What are the most important administrative particulars?
Opening date: 10 February 2026
Deadline: 16 April 2026
Total budget: EUR 39.30 million
Expected number of projects: 6
Budget per project: EUR 6 00-7 00 million.
Type of Action Research and Innovation Actions (RIA).
What is the significance of this issue to the EU?
In Europe, cardiovascular diseases are still a major killer of people, and in 2021, 1.71 million people died in the EU (32% of all deaths). Sex and gender disparities have important impacts on the symptoms of CVD, the prevalence, the response to treatment, and its outcomes. Certain conditions such as menopause or pregnancy complications are unique to women, thus women-specific interventions might be more effective but fail to take these vital prevention and care avenues into consideration.
What is expected in the way of scientific work?
Projects are supposed to cover a large portion of the following in realistically:
-Mechanisms: Determine the structural, hormonal, and biological differences between sexes/genders with CVD pathophysiology.

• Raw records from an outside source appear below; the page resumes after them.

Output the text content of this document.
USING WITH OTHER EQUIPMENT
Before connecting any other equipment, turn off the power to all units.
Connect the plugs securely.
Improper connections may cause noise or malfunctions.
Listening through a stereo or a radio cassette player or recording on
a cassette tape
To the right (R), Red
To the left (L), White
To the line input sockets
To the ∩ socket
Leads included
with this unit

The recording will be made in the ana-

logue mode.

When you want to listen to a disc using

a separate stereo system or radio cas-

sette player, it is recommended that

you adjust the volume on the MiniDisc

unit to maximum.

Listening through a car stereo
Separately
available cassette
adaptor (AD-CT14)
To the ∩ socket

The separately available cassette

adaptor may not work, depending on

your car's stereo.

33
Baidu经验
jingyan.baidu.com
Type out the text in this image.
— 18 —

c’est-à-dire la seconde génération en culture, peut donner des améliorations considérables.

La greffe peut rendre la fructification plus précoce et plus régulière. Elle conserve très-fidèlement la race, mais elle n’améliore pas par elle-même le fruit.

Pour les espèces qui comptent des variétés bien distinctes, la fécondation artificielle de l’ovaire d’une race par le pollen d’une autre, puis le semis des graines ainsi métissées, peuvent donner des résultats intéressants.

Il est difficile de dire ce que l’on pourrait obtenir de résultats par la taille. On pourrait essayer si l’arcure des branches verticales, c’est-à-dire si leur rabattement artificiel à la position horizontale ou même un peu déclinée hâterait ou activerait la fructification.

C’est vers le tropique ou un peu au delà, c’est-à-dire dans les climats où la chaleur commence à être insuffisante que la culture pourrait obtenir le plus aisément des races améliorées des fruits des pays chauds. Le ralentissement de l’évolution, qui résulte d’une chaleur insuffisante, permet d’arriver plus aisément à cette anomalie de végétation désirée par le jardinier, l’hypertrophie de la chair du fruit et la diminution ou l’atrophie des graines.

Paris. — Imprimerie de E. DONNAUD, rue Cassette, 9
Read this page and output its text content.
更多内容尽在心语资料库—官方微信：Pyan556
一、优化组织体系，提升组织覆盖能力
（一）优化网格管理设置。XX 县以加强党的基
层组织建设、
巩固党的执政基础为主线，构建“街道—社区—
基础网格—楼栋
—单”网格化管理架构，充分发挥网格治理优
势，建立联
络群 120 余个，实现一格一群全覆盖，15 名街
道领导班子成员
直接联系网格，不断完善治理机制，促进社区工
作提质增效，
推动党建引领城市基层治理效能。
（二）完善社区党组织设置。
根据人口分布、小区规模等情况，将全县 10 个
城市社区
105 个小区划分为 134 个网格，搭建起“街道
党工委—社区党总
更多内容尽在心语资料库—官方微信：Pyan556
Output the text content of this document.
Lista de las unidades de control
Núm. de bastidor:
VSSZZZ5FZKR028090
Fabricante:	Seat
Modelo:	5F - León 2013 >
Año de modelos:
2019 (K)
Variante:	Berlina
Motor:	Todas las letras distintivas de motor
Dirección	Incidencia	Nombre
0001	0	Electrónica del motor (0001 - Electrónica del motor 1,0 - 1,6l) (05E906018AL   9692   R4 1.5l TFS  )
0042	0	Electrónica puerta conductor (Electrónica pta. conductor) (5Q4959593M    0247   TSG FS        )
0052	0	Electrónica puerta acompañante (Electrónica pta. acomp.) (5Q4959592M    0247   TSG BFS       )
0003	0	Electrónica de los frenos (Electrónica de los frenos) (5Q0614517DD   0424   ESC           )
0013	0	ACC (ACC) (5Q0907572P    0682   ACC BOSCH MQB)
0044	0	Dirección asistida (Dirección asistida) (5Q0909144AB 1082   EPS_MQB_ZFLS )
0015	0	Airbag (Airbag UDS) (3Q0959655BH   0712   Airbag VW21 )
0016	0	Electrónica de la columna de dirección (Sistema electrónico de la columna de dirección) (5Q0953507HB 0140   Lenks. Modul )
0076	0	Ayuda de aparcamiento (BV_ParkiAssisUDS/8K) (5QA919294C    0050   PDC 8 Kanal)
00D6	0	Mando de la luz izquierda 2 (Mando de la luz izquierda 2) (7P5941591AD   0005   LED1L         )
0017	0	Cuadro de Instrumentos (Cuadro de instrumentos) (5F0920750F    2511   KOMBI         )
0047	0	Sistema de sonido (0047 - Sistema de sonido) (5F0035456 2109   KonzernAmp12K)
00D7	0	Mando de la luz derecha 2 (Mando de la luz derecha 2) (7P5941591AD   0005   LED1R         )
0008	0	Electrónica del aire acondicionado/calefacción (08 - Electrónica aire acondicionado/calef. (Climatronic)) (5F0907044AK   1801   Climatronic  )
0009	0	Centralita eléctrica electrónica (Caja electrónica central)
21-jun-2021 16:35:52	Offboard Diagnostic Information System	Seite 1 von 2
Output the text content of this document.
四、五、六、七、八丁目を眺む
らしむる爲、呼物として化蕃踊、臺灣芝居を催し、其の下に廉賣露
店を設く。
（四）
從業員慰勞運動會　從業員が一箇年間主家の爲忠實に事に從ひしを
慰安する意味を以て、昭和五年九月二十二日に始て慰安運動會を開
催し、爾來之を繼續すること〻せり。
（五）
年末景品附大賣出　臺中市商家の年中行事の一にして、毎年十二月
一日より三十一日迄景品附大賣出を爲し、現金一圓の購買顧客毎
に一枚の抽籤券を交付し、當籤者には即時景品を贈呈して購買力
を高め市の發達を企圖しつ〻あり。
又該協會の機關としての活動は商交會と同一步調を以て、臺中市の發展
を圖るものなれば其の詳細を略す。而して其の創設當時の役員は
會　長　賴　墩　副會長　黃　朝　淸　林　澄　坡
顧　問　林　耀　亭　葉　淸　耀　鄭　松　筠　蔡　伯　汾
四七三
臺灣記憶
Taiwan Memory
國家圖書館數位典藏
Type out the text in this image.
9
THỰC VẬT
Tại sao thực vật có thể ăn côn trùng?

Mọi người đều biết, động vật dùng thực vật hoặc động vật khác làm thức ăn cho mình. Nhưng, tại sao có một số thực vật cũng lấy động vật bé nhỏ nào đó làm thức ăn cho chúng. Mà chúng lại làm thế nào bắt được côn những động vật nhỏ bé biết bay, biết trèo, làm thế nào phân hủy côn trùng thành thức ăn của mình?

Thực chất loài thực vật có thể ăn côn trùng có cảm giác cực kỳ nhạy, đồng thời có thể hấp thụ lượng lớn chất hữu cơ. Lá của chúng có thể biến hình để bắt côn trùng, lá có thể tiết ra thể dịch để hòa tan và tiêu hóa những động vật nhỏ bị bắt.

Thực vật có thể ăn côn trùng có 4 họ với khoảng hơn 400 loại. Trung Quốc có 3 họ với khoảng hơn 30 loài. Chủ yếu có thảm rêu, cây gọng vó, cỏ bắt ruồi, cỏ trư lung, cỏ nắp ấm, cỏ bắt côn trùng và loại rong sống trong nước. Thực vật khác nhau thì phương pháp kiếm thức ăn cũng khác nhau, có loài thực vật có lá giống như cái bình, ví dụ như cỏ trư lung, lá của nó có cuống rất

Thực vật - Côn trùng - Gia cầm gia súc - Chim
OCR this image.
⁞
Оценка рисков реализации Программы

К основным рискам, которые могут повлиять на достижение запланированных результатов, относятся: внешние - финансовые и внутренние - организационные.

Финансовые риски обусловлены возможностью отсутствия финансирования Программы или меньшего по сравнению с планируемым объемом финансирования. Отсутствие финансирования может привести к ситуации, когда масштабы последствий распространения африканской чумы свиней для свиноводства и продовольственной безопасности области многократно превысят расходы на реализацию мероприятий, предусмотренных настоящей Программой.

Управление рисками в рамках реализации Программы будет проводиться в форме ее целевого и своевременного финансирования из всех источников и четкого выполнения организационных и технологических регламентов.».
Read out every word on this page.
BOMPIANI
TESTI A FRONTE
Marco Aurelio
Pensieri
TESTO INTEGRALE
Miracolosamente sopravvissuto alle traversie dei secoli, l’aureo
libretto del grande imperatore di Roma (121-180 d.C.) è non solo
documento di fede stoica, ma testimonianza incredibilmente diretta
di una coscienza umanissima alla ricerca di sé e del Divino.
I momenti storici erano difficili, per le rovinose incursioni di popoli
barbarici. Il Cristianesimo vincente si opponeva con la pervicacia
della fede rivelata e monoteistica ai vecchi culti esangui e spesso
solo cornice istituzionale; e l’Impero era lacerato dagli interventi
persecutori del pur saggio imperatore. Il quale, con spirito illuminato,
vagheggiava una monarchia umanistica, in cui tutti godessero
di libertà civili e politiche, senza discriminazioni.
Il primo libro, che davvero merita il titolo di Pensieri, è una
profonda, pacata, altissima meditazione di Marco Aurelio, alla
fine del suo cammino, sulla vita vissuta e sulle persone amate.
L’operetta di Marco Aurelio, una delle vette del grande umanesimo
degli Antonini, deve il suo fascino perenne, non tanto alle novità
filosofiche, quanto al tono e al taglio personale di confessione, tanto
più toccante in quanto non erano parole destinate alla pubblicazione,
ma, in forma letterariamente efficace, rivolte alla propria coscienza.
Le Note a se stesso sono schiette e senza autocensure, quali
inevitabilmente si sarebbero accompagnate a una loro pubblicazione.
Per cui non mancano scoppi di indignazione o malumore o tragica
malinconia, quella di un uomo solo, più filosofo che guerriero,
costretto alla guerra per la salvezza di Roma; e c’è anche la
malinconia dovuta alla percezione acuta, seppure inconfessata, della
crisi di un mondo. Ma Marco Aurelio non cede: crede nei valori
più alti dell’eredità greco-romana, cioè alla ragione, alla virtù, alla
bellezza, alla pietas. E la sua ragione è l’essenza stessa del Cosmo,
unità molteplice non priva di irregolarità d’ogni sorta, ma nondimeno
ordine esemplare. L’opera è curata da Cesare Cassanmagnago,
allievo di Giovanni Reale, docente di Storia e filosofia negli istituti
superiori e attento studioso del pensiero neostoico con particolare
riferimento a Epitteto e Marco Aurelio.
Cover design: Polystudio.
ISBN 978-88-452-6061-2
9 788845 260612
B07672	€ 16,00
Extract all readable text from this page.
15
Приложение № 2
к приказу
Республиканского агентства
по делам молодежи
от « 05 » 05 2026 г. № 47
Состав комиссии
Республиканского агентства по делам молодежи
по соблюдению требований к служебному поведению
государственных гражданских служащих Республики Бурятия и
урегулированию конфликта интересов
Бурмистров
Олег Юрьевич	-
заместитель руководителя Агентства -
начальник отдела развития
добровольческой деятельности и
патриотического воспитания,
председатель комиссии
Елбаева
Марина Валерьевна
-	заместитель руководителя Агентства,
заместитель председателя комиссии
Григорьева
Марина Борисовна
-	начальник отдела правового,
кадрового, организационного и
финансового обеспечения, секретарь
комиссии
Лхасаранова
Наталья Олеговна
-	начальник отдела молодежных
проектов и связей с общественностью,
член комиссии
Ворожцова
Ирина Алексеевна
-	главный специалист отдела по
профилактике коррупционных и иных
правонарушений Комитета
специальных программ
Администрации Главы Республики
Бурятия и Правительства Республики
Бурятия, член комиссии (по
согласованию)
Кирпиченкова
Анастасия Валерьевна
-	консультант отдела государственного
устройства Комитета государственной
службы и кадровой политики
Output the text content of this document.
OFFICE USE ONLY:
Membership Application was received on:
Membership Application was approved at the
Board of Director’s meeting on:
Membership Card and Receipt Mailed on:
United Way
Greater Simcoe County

-Risk modeling: Test and establish sex or/and gender risk models.
-Determinants and pathways: Discover and confirm determinants that are sex- and/or gender-specific based on combined, multidisciplinary data (molecular biology, behavioral science, nutrition, clinical research, epidemiology, genetics/epigenetics).
What can the microfluidics do to this subject?
Microfluidics can be used as a proof engine of sex- and hormone-linked mechanisms:
-Vessel-on-a-chip/endothelium-on-chip models: Sex-hormone modulators of endothelial dysfunction, inflammation, and thrombosis.
-Immune-vascular microphysiological systems: Sex-differentiated immune signaling towards plaque instability.
-Microfluidic platforms of cardiac tissue: Experiment sex-specific drug response and electrophysiological variation.
-Microfluidic integration with omics: Create controlled multi-omics signatures in biomarker discovery.
-To risk models: Predictive models Use chip-derived mechanistic parameters as interpretable features.
What do you consider the pitfalls to avoid?
-The search to attempt to treat sex/gender as sub group analysis instead of as mechanistic drivers.
-Hyping clinical effects with no implementation routes.
-The experts in the field of SSH perceive the expertise as an aid in dissemination instead of part of study design.
-Absence of external validation, calibration and checks on fairness of the risk models.
-Failure to discuss the nature of the incorporation of risk models into clinical guidelines or practice.
What is the type of consortium that is likely to score well in DISEASE-11?
The suggestions that are comfortable to appraisers tend to have a triangular form with a bridge:
- Triangle (core science):
Cardiology clinical skills (hospital networks, clinical cohorts).
Epidemiology/public health (registries, population cohorts, exposure science).
Molecular/systems biology (omics, genetics/epigenetics, hormone biology).
- Bridge (translation/adoption):
Artificial intelligence/data science/biostatistics (risk model development, validation, design of deployment).
SSH knowledge (gender studies, behavioural science, inequalities) influencing study design- not only dissemination.
Patient organisations + prevention stakeholders (uptake, relevance, ethics, feasibility).
A discreet but often effective move: include an innovative SME that can turn evidence into something deployable (validated pipelines, decision-support prototypes, clinical-grade tooling, or lab-to-model integration). It tends to strengthen the “Impact and implementation” spine of the story. The Microfluidics Innovation Center is an SME specialized in microfluidic engineering and valorization of proposals in Horizon Europe.